I blu, quelli ammessi al nido del mio quartiere nella fascia 0-12 mesi, sono dieci. In lista d’attesa ci sono altri 26 bambini. Scorro i nomi e mi domando, sinceramente solidale, come riusciranno a organizzarsi le loro famiglie.
So cosa stanno passando. La mia personale esperienza della conquista di un posto al nido assomiglia a un romanzo russo. Con la prima figlia siamo stati vittime della beffa anagrafico-burocratica: il nostro comune raccoglie le domande una volta all’anno, con scadenza irrevocabile il 31 marzo. Se il piccolo nasce, diciamo, il primo aprile, sta fermo alla casella per un anno. Secondo voi, quando è nata mia figlia?
Così arriva il mio pesciolino d’aprile e per riprendere a lavorare mi indirizzo al privato. Trovo una cooperativa convenzionata con il comune. Ha solo un piccolo problema: la convenzione riguarda il progetto pedagogico, non la sua sostenibilità economica. Il costo, per la fascia 8.30-16.30, pannolini esclusi, corrisponde esattamente al doppio della retta comunale.
Con il secondo figlio sono più speranzosa: arriva 20 mesi dopo la prima, nella domanda al comune specifico che non ho appoggi familiari e che sono una mamma lavoratrice. Nisba. Finisce in lista d’attesa e io chiamo l’ufficio nidi sconvolta: non posso mandare due figli al nido privato! Così, dopo una lunga, inutile e poco consolatoria conversazione con l’addetta, scopro che la mia condizione professionale, così come quella di tante mamme con contratti da cococo, cocopro o qualsiasi altro che non preveda una sede di lavoro, viene considerata “lavoro domestico”. Tradotto: se sei a casa, il bimbo te lo spupazzi da sola.
Nella giungla dei regolamenti comunali di settore, questo è un problema molto frequente e porta con sé un paradosso: è vero che il tuo ufficio è tra cucina e salotto, ma è comunque un lavoro. E rischi di perderlo perché non sai a chi affidare il bambino. Altro scenario molto frequente è quello della madre che viene rubricata come “casalinga” ma che di fatto è alla ricerca di un lavoro: come trovarlo, se il piccolo non può essere accolto, almeno per alcune ore, al nido?

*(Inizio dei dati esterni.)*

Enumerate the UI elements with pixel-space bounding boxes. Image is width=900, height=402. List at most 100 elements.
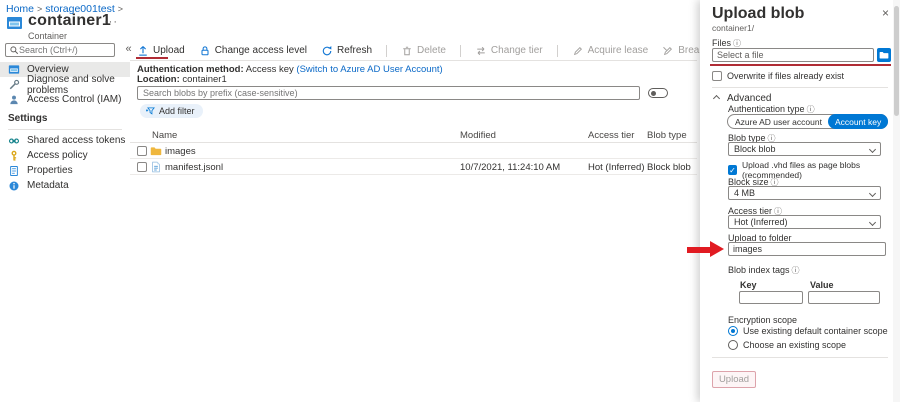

Tutto questo spiega le impressionanti statistiche Istat sul numero di donne che escono dal mercato del lavoro al momento della maternità: il tasso di occupate diminuisce man mano che aumentano i figli (passano dal 64,5% al 59% col primo bambino, arrivano al 50,6% con due figli e “crollano” al 35,6% con tre o più). Con enorme sconforto, penso alla grande perdita di talenti, esperienza, creatività che il nostro Paese potrebbe vantare.
(PS: L’anno scorso, il mio comune ha cambiato il regolamento ed equiparato i contratti flessibili al lavoro dipendente. Quando ho fatto la domanda per la mia terza figlia, quella che è stata ammessa, mi sentivo comunque arresa, sfinita, impotente. Come quando ti rapporti a un evento geologico: è troppo più grande di te per sapere come andrà).